Un uomo siede dando le spalle alla strada ma lo sguardo alla meraviglia sottostante e incinta un canto, un bambino corre e mi guarda con gli occhi spalancati. Ma chi è questa ragazza vestita con dei pantaloni senza lo stesso abito tipico indossato da ogni donna a lui familiare? Penso si stia chiedendo. Mentre io mi domando, invece, dove sia la sua mamma. Sorride timidamente e mi consente di scattargli una foto. Un momento che in realtà ricorderò con il cuore, più che con uno scatto.
Incontro una signora molto anziana che affaticata si siede su un gradino, non risponde al mio “buenos dias”, ma mi osserva masticando qualcosa; chissà cosa sta pensando, mi chiedo, e ancor più mi domando chissà come è stata la sua vita su questa collina. Provo ad immaginarmela, una donna forte che ha cresciuto tre o quattro bambini lavorando duramente e lottando ogni giorno per poter dare loro del cibo. Chissà come pensa che sia il mondo, lei, che sicuramente non ha mai avuto la possibilità di uscire dal suo Paese. Qui sento un buco allo stomaco e non posso fare altro che ricordare a me stessa quanta fortuna abbia a poter camminare con i miei piedi in questo villaggio e vedere con i miei occhi quello che per loro è l’unico modo di vivere che conoscono. Cosa ne sappiamo noi ricchi di denaro, ma non di sorrisi, di cosa significa abitare in una casa di legno, anche quando piove forte. Cosa ne sappiamo noi ricchi di denaro, ma non di comprensione, di cosa significa coltivare le nostre verdure, i nostri cereali e il nostro caffè e faticare fisicamente giornate intere per il nostro raccolto. Cosa ne sappiamo noi ricchi di denaro, ma non di amore, cosa significa crescere i nostri bambini con la consapevolezza di non poter regalare loro un futuro semplice, un futuro dove poter vivere senza dover lottare ogni giorno per quello che per noi è più scontato e talvolta di troppo, il cibo. Cosa ne sappiamo noi ricchi di denaro e di apparenti problemi, di cosa significa crescere sulla strada, dormire in un piccolo locale con la famiglia intera e lavare noi stessi e i nostri panni a mano con una quantità d’acqua limitata. Non ne sappiamo nulla in realtà e non lo sappiamo perchè abbiamo la fortuna di vivere in una casa pulita e perfetta, con i nostri confort e di poter sprecare, acqua, cibo e tempo. Vorrei poter donare loro tutto ciò che possa farli sentire tranquilli e sicuri di condurre una vita senza la paura di morire, di fame o malattie, e in cambio vorrei poter rubare loro la semplicità dei loro sorrisi e portarla nella nostra vita per calmare quell’ego che ci fa sentire delle persone forti perchè resistiamo ad infinite giornate lavorative. Le stesse giornate che ci portano ad aspettare ogni volta la fine di esse per poterci godere la nostra famiglia; e per ricordarci che non siamo noi i veri guerrieri, ma sono loro, la forza, la gratitudine e l’amore.

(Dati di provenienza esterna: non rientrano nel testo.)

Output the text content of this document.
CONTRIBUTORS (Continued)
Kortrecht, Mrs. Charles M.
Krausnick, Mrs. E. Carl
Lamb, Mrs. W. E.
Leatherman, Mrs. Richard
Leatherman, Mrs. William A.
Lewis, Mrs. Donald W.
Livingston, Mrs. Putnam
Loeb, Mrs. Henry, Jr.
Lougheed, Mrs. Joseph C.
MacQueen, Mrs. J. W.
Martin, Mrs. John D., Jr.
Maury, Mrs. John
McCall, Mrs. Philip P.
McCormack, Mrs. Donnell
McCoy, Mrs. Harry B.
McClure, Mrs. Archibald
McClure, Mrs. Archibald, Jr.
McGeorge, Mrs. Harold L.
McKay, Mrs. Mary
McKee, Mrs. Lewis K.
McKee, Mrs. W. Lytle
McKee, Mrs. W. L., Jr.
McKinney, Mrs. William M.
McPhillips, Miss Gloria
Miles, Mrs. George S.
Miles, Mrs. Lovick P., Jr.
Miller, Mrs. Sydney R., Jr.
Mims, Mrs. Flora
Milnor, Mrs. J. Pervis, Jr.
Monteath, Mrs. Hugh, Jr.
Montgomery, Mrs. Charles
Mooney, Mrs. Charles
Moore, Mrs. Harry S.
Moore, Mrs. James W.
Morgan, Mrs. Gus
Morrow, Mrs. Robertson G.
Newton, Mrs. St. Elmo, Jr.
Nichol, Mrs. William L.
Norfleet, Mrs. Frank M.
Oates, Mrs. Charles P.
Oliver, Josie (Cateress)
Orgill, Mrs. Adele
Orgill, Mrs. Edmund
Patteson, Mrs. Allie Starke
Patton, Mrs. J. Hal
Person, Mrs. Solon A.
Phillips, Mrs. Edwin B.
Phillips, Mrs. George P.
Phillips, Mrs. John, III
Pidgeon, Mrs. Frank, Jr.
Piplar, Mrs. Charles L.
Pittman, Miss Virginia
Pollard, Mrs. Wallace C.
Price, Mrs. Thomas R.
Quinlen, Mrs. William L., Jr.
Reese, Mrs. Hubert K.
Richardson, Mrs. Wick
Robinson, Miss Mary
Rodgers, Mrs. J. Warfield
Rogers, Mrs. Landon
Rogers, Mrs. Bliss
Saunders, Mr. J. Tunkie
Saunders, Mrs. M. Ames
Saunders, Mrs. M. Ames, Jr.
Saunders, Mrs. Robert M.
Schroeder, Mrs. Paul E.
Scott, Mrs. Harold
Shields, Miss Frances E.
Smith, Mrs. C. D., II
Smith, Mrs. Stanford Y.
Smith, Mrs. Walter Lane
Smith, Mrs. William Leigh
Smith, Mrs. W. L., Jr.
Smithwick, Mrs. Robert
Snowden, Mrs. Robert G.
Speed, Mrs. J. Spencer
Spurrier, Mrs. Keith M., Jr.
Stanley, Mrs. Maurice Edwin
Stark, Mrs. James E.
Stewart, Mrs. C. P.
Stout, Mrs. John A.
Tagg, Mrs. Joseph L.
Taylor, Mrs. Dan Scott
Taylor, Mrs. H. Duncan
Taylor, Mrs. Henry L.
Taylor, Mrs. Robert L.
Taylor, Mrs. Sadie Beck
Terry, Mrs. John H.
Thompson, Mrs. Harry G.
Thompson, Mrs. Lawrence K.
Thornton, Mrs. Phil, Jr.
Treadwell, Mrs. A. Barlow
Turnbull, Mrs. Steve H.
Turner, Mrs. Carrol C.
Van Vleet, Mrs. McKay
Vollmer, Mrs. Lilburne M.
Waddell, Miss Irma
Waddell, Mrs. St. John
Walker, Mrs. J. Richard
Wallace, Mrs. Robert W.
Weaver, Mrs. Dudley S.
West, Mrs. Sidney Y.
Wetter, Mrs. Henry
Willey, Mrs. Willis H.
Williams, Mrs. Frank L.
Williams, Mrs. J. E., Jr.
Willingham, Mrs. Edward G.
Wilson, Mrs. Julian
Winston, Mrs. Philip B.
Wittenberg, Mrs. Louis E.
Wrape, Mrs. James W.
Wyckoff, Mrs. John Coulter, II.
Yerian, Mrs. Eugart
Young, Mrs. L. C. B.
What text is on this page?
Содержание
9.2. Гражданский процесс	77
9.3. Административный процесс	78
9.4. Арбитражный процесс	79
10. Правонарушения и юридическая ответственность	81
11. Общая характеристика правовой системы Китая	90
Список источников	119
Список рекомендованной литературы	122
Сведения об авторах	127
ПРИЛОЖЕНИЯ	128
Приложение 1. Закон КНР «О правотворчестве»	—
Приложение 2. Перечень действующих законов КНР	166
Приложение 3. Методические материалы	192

Discendo le stesse strade per raggiungere la stessa barca che mi ha portata fin qua, una barca che prenderò con le stesse gambe, ma con un cuore diverso, colmo di rabbia per le enormi disuguaglianze che ci sono nel mondo, ma anche colmo di affetto per aver ricevuto in regalo sorrisi curiosi e amichevoli da questi piccoli di statura, ma enormi di cuore, abitanti guatemaltechi.